Hoddle has been widely criticised for revealing details of Paul Gascoigne's tantrum on learning he had been omitted from England's World Cup squad, but Shearer said yesterday he had no problem with his coach's revelations.

"I have been amazed by some of the comments made over the past week in connection with Glenn Hoddle's new book," Shearer said.

"I was given a copy of it yesterday and have read all the extracts relating to me, as well as several other bits which caught my eye. It seemed fairly straightforward to me, and I did not feel that any of my confidences had been broken."

The England squad are currently gathered at Bisham Abbey for a get-together ahead of next month's opening Euro 2000 qualifying match against Sweden in Stockholm, and Shearer said he did not believe his team-mates would have "any real problem" with the coach's memoirs from France 98, despite suggestions the England players might have lost confidence in Hoddle.

"Everyone else named in the book will want to read the parts that are relevant to them and form their own views - but, when they do, I doubt if there will be any real problem," Shearer said.

"All the players really want to do is get on with the important business of qualifying for the European Championship finals," he added.

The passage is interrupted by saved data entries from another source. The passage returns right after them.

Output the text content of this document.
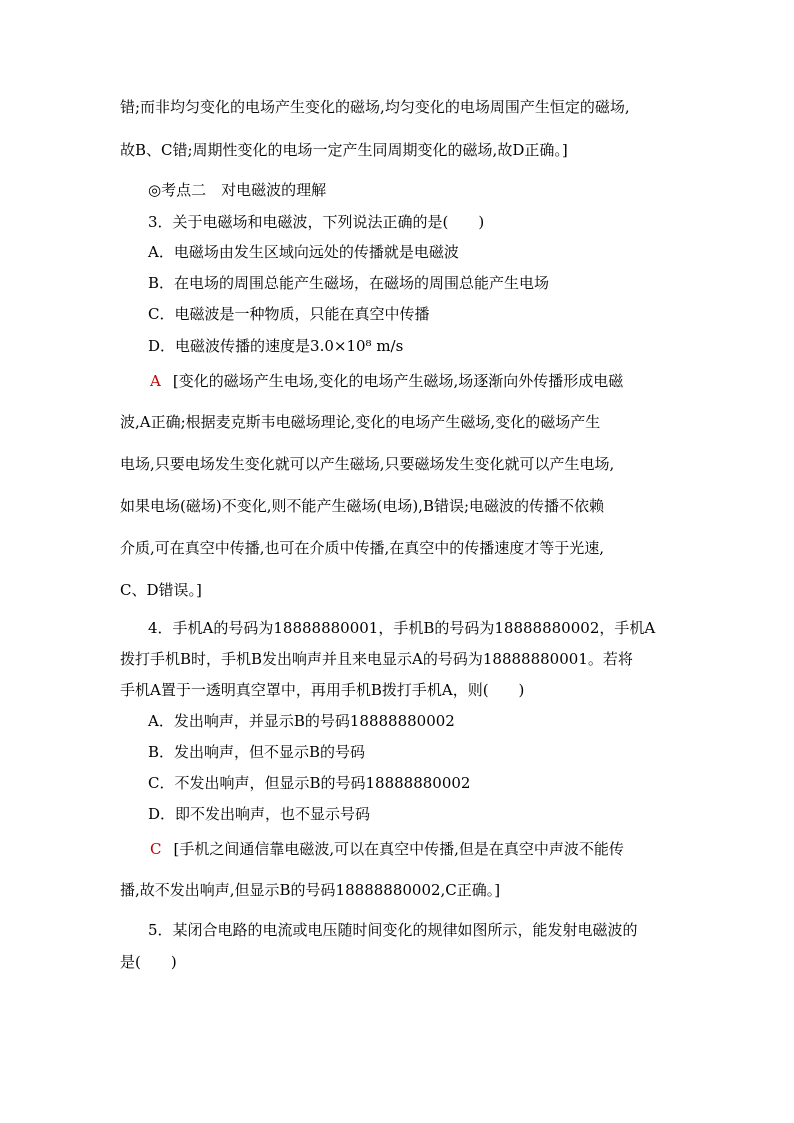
错;而非均匀变化的电场产生变化的磁场,均匀变化的电场周围产生恒定的磁场,
故B、C错;周期性变化的电场一定产生同周期变化的磁场,故D正确。]
◎考点二　对电磁波的理解
3．关于电磁场和电磁波，下列说法正确的是(　　)
A．电磁场由发生区域向远处的传播就是电磁波
B．在电场的周围总能产生磁场，在磁场的周围总能产生电场
C．电磁波是一种物质，只能在真空中传播
D．电磁波传播的速度是3.0×10⁸ m/s
A [变化的磁场产生电场,变化的电场产生磁场,场逐渐向外传播形成电磁
波,A正确;根据麦克斯韦电磁场理论,变化的电场产生磁场,变化的磁场产生
电场,只要电场发生变化就可以产生磁场,只要磁场发生变化就可以产生电场,
如果电场(磁场)不变化,则不能产生磁场(电场),B错误;电磁波的传播不依赖
介质,可在真空中传播,也可在介质中传播,在真空中的传播速度才等于光速,
C、D错误。]
4．手机A的号码为18888880001，手机B的号码为18888880002，手机A
拨打手机B时，手机B发出响声并且来电显示A的号码为18888880001。若将
手机A置于一透明真空罩中，再用手机B拨打手机A，则(　　)
A．发出响声，并显示B的号码18888880002
B．发出响声，但不显示B的号码
C．不发出响声，但显示B的号码18888880002
D．即不发出响声，也不显示号码
C [手机之间通信靠电磁波,可以在真空中传播,但是在真空中声波不能传
播,故不发出响声,但显示B的号码18888880002,C正确。]
5．某闭合电路的电流或电压随时间变化的规律如图所示，能发射电磁波的
是(　　)
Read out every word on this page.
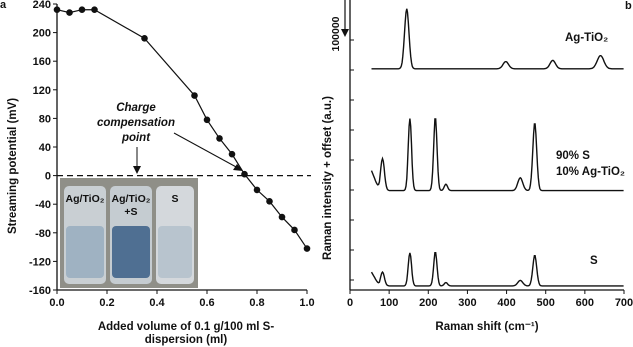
a
Ag/TiO₂ Ag/TiO₂
+S
S
240
200
160
120
80
40
0
-40
-80
-120
-160
0.0	0.2	0.4	0.6	0.8	1.0
Charge
compensation
point
Streaming potential (mV)
Added volume of 0.1 g/100 ml S-
dispersion (ml)
b
0 100 200 300 400 500 600 700
100000	Ag-TiO₂
90% S
10% Ag-TiO₂
S
Raman intensity + offset (a.u.)
Raman shift (cm⁻¹)
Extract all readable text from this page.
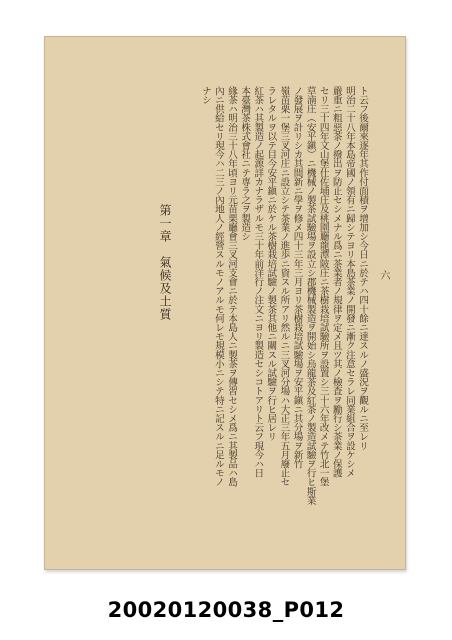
六
ト云フ後爾來逐年其作付面積ヲ增加シ今日ニ於テハ四十餘ニ達スルノ盛況ヲ觀ルニ至レリ
明治二十八年本島帝國ノ領有ニ歸シテヨリ本島茶業ノ開發ニ漸ク注意セラレ同業組合ヲ設ケシメ
嚴重ニ粗惡茶ノ撥出ヲ防止セシメナル爲ニ茶業者ノ規律ヲ定メ且ツ其ノ檢査ヲ勵行シ茶業ノ保護
セリ三十四年文山堡仕佐埔庄及桃園廳龍潭陂庄ニ茶樹栽培試驗所ヲ設置シ三十六年改メテ竹北一堡
草湳庄（安平鎭）ニ機械ノ製茶試驗場ヲ設立シ郡機械製造ヲ開始シ烏龍茶及紅茶ノ製造試驗ヲ行ヒ斯業
ノ發展ヲ計リシカ其間新ニ學ヲ修メ四十三年三月ヨリ茶樹栽培試驗場ヲ安平鎭ニ其分場ヲ新竹
嶺苗栗一堡三叉河庄ニ設立シテ茶業ノ進歩ニ資スル所アリ然ルニ三叉河分場ハ大正三年五月廢止セ
ラレタルヲ以テ目今安平鎭ニ於ケル茶樹栽培試驗ノ製茶其他ニ關スル試驗ヲ行ヒ居レリ
紅茶ハ其製造ノ起源詳カナラザルモ三十年前洋行ノ注文ニヨリ製造セシコトアリト云フ現今ハ日
本臺灣茶株式會社ニテ専ラ之ヲ製造シ
緣茶ハ明治三十八年頃ヨリ元苗栗廳會三叉河支會ニ於テ本島人ニ製茶ヲ傳習セシメ爲ニ其製品ハ島
內ニ供給セリ現今ハ二三ノ內地人ノ經營スルモノアルモ何レモ規模小ニシテ特ニ記スルニ足ルモノ
ナシ
第一章　氣候及土質
20020120038_P012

Hoddle's book - published this week - will not be the last to details events in the England camp during the summer. Manchester United's Teddy Sheringham is working on an autobiography which is due out in October and will include details of the pre-World Cup nightclubbing antics that caused a rift between himself and Hoddle, while Arsenal's Tony Adams has also written a book, due out in September.

Adams, meanwhile, announced yesterday he will retire at the end of this season if a nagging ankle injury continues to hinder his ability to play. The England defender has to take anti-inflammatory tablets before matches and he is worried that the side-effects may cause permanent damage.

"If I find I have to take them before every game this season, then I will have to give a lot of thought to carrying on next season," Adams said. "Ideally, I would like to play for at least another couple of seasons and finish at the top.

"The appetite is very much there. But I want a life after football and there have been worrying reports of long-term side-effects from constant use of these tablets."

If Adams did retire at the end of the current season, it would be a loss not only for Arsenal, but also for the England team.

A stable environment in which the national side can prepare for Euro 2000 is the one of the Football Association's highest priorities, as it emphasised yesterday by making a renewed attempt to persuade Hoddle to sign a new long-term contract to take the team through to the 2002 World Cup.

The FA's chief executive, Graham Kelly, and its chairman, Keith Wiseman, have made it clear they regard the row over Hoddle's book as trivial and want him to sign a new contract as soon as possible, and a source at the FA said yesterday: "The leadership of the FA are determined to remove any uncertainty about Glenn's future as soon as possible.

"There is an obligation now, after two years, to review the contract so it seems like a good time to sort it all out and they want to do that on a long term basis.

"The last thing the FA need is any sort of doubt in the way it existed with Terry Venables. Ideally, a new contract should be sorted out very quickly and it should give us a long period of stability right the way through to the next World Cup."